After news out of China sent stocks tumbling on Monday, Tuesday offered a day of relief for investors looking for stabilization. However, this time of respite was short-lived. On Wednesday, the Dow started the trading day in a downward spiral after Wall Street continues to take capital out of traditional stocks and direct it toward gold and US bonds.
The massive pullout has been ignited by the panic that escalating trade tensions between the US and China will have a significant impact on the global economy. The experts at Rabobank are now predicting that there will be a weak global recession because of the effects of the ongoing trade wars. The bank reduced its worldwide economic growth prediction by 3% on Wednesday, causing investors to pull back.
Although Monday’s markets turned in the worst performance of the year for Wall Street, Tuesday’s big rebound brought relief to investors. While the 10-year US government bond took a hit when the stock market opened, bonds and yields and gold soared. Prices of gold rose 1.8%, putting it ahead by 17% on the year.

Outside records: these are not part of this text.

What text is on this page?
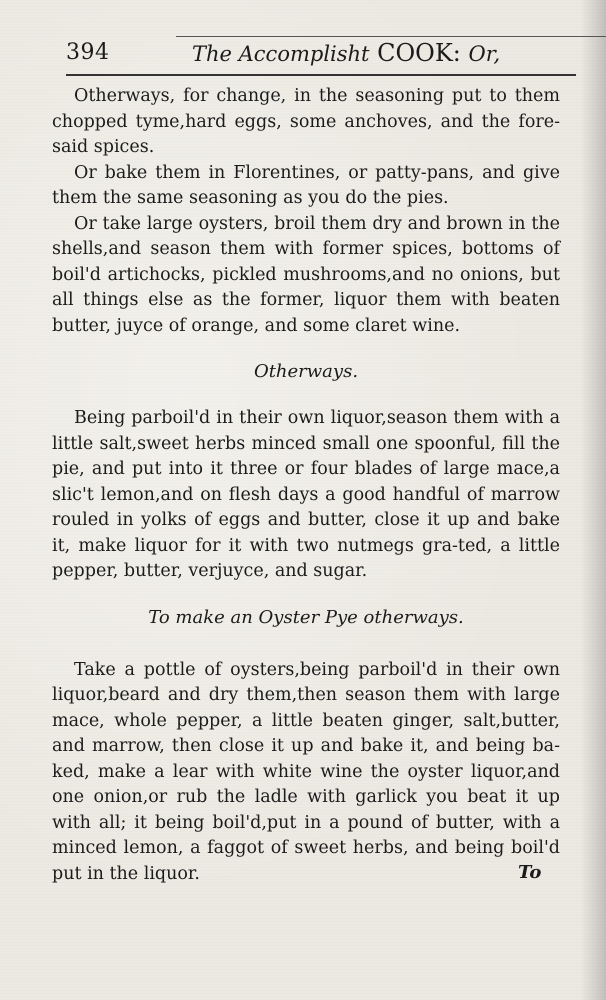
394	The Accomplisht COOK: Or,

Otherways, for change, in the seasoning put to them chopped tyme,hard eggs, some anchoves, and the fore-said spices.

Or bake them in Florentines, or patty-pans, and give them the same seasoning as you do the pies.

Or take large oysters, broil them dry and brown in the shells,and season them with former spices, bottoms of boil'd artichocks, pickled mushrooms,and no onions, but all things else as the former, liquor them with beaten butter, juyce of orange, and some claret wine.

Otherways.

Being parboil'd in their own liquor,season them with a little salt,sweet herbs minced small one spoonful, fill the pie, and put into it three or four blades of large mace,a slic't lemon,and on flesh days a good handful of marrow rouled in yolks of eggs and butter, close it up and bake it, make liquor for it with two nutmegs gra-ted, a little pepper, butter, verjuyce, and sugar.

To make an Oyster Pye otherways.

Take a pottle of oysters,being parboil'd in their own liquor,beard and dry them,then season them with large mace, whole pepper, a little beaten ginger, salt,butter, and marrow, then close it up and bake it, and being ba-ked, make a lear with white wine the oyster liquor,and one onion,or rub the ladle with garlick you beat it up with all; it being boil'd,put in a pound of butter, with a minced lemon, a faggot of sweet herbs, and being boil'd put in the liquor.	To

Investors are looking at the bond market for an indicator of things to come. Overnight on Tuesday, the Reserve Bank of New Zealand, as well as the Reserve Bank of India, announced rate cuts that were more than had been expected. These cuts came on the heels of the US Federal Reserve slashing rates for the first time in one decade during its July 31 meeting. Edward Moya, a market analyst at Oanda, said that further rate cuts from the Fed could cause prices of gold to top out around $1,650.